Ne esce un quadro allarmante. La povertà è un fenomeno che riguarda soprattutto i grandi centri urbani. Mentre in Germania il 10% delle persone riceve sussidi sociali, nelle grandi città riguarda il 14%. Tra le città in cui la povertà è aumentata in modo particolarmente forte, lo studio elenca tutte e 13 le principali città della Ruhr, una regione che per 150 anni ha vissuto di estrazione di carbone, industria mineraria e siderurgica. La regione è entrata in crisi con i mutamenti industriali ed economici strutturali a cui la politica ha tentato di dare le risposte concentrando le sue scelte verso i servizi, la formazione e la cultura. Secondo lo studio Bertelsmann qui non si è ancora completato il necessario cambiamento strutturale come invece è avvenuto nella città dei nuovi Länder dell’est tedesco, in cui le condizioni di vita si sarebbero allineate al livello occidentale. Grazie alla “migrazione interna”, a un’economia che “attrae” e ai miliardi del “Solidaritätszuschlag” (contributo di solidarietà, tassa introdotta nel 1991 da Helmut Kohl, pagata dai contribuenti dei vecchi Länder ancora oggi, nonostante la promessa di estinguerla dopo 5 anni), ora ci sono “migliori opportunità di reddito”.

Ma, si obietterà, in Germania esiste lo Stato sociale, i poveri ricevono il sussidio chiamato Hartz-IV (in Italia si chiama “reddito di cittadinanza”). Uno di loro, invitato in un talk show, ha detto che lui tutto sommato vive bene con Hartz-IV tranne quando arrivano spese non previste che non gli permettono di arrivare alla fine del mese. In quel caso deve suo malgrado andare a mangiare al TAFEL, un’organizzazione umanitaria che redistribuisce ai bisognosi gli alimenti non venduti che altrimenti verrebbero distrutti. È attivo su tutto il territorio dal 1993 e un terzo dei suoi assistiti sono bambini e adolescenti.

In studio si è naturalmente contenti ma anche rammaricati che debbano esistere i TAFEL e il Prof. Christoph Butterwegge (studioso del fenomeno povertà) ha sottolineato che i centri per l’impiego già oggi consigliano i TAFEL quando si rendono conto che i loro “clienti” non riescono a cavarsela col contributo sociale. “Bisogna stare attenti che i TAFEL non sostituiscano lo stato sociale“, dice, “i TAFEL stessi dovrebbero lavorare politicamente per rendersi superflui” e aggiunge “Lo stato sociale era già stato smantellato prima dell’ondata dei rifugiati del 2015”. Peccato che lo studio Bertelsmann e altre organizzazioni umanitarie registrino anno dopo anno un aumento di persone bisognose e chiedano tra le altre misure di lotta alla povertà anche un aumento del contributo Hartz-IV, che permetta una vita dignitosa e ai bambini e adolescenti migliori prospettive di inserimento nella società produttiva. È vero che la disoccupazione è diminuita in modo significativo e il numero di posti di lavoro è a livelli record. Ma la verità è che ogni secondo nuovo lavoro è a tempo determinato, che il divario tra ricchi e poveri raramente è stato più grande e che in nessun altro paese europeo il numero di coloro che non sono in grado di vivere con le loro entrate è aumentato rapidamente come in Germania.

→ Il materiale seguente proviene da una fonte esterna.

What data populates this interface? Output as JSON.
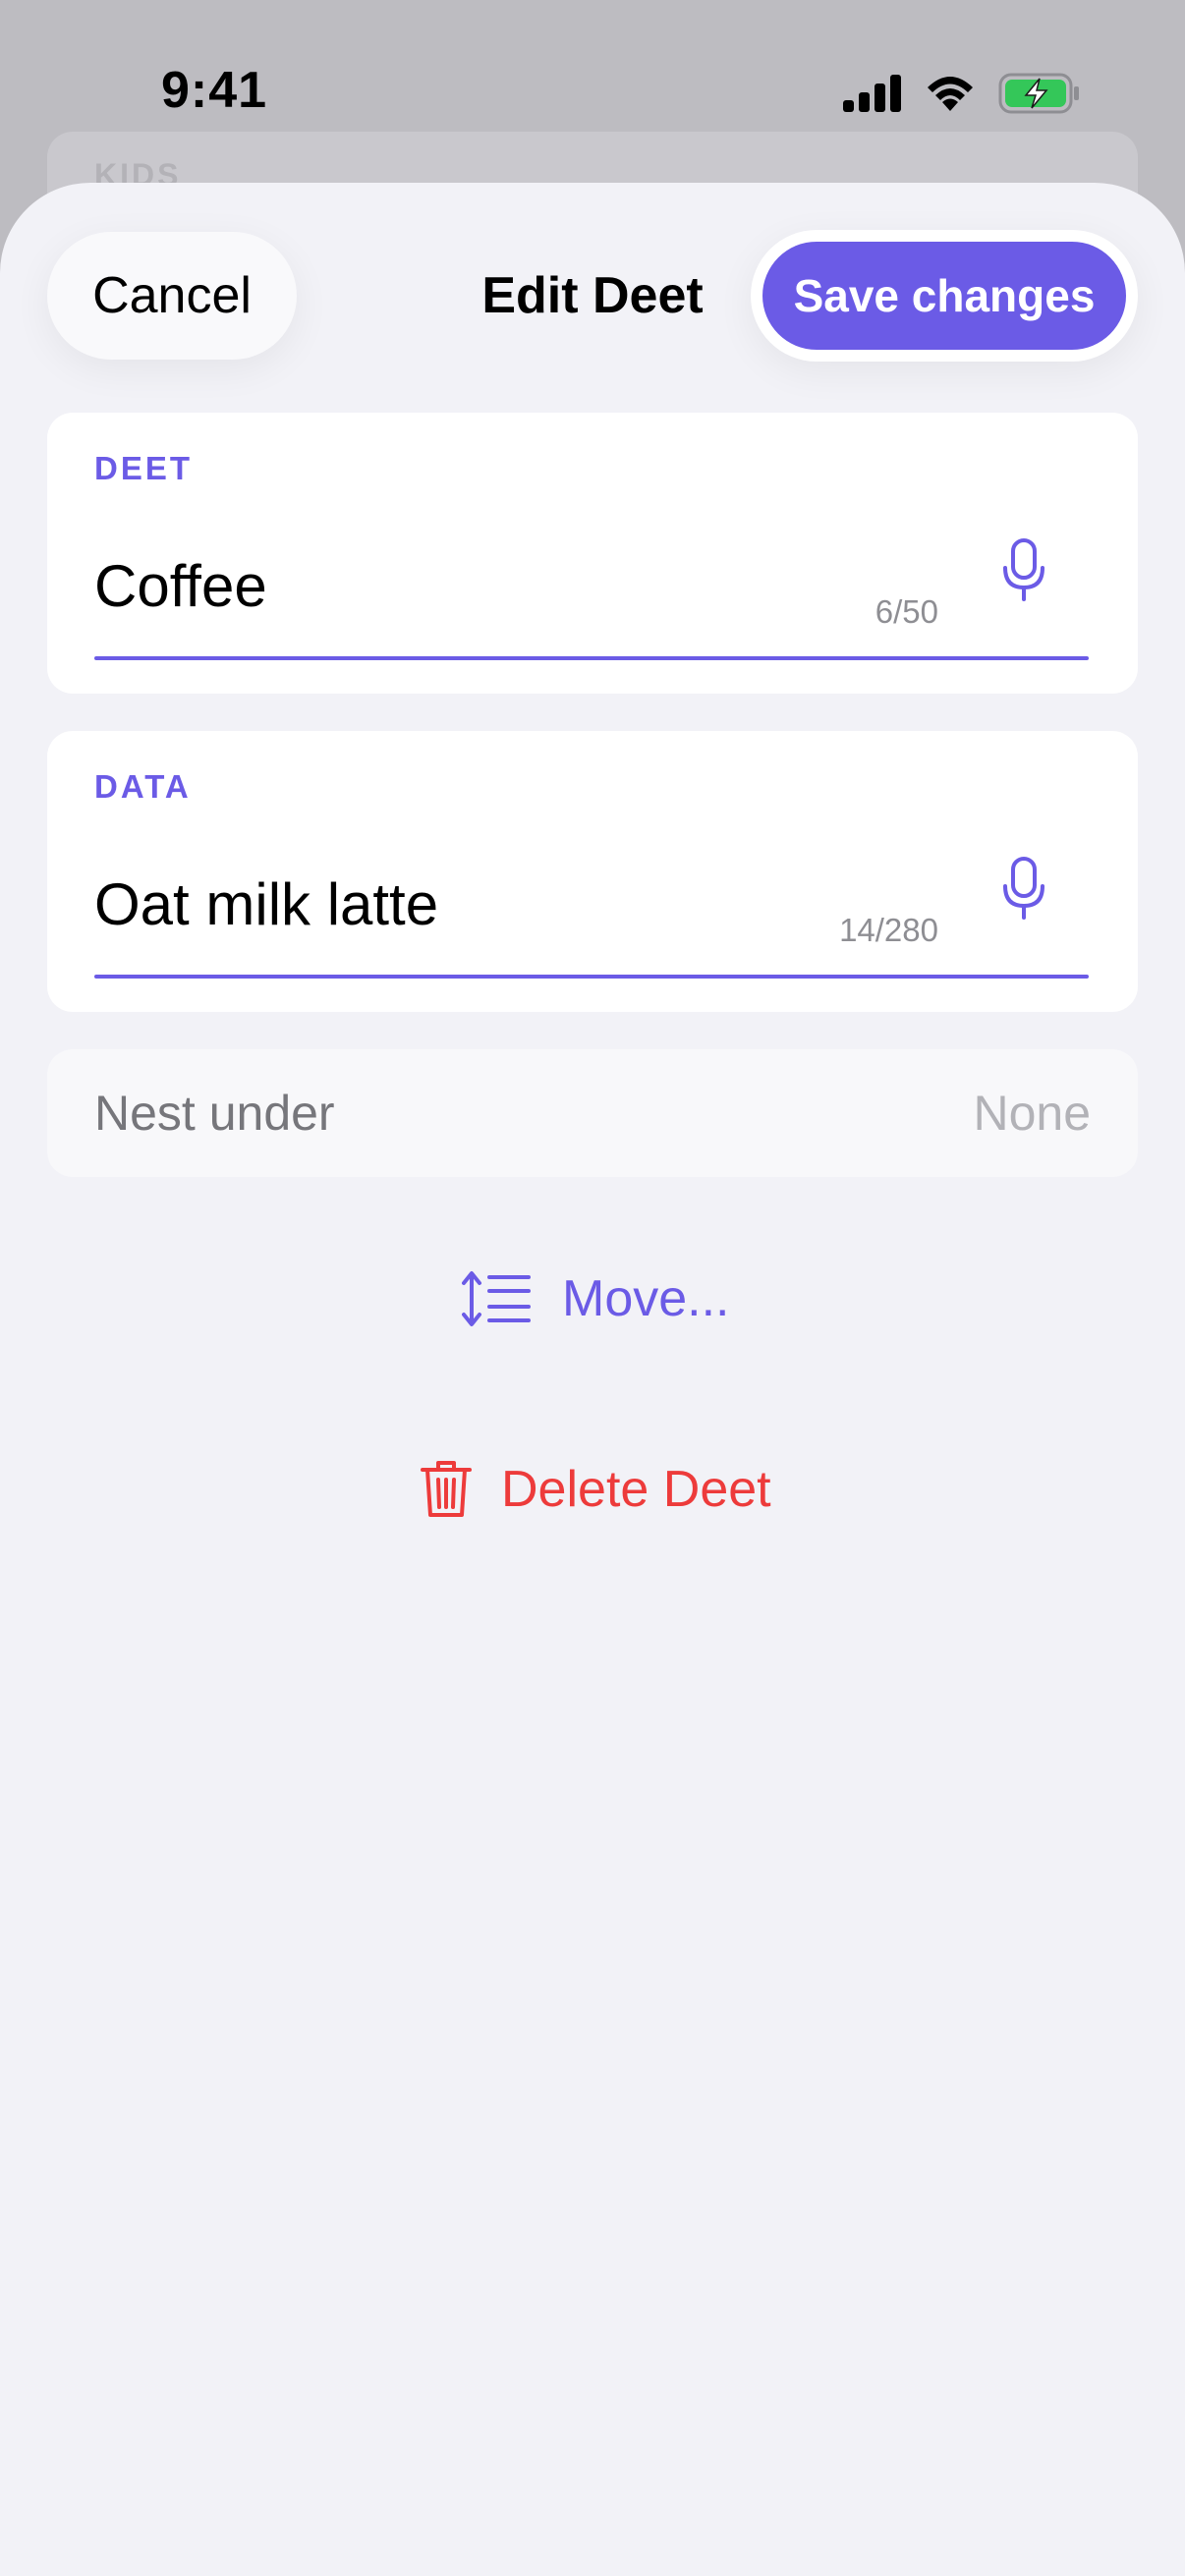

Sullo sfondo del rapporto sulla povertà della Fondazione Bertelsmann, l’Associazione dei Comuni (ANCI tedesca) fa appello ai governi federale e regionali per promuovere lo sviluppo delle città e regioni strutturalmente deboli. “Perché le città che hanno la più grande quota di persone socialmente deboli nella popolazione, spesso hanno i maggiori problemi finanziari”, lamenta il Presidente dell’ANCI tedesca, Markus Lewe, sul quotidiano “Die Welt”. Chiede di risolvere il problema della povertà con un approccio più ampio. Ad esempio, con una buona formazione scolastica e professionale e una più incisiva politica del mercato del lavoro e della politica abitativa.

Di come ciò dovrebbe realizzarsi al momento non c’è traccia nella nuova proposta di DEF presentata nei giorni scorsi dal ministro delle finanze Scholz (SPD). In compenso in quel documento si prevede il trasferimento ai Comuni di tutte le incombenze anche finanziarie riguardanti gli immigrati non-UE. Ma questa è un’altra storia.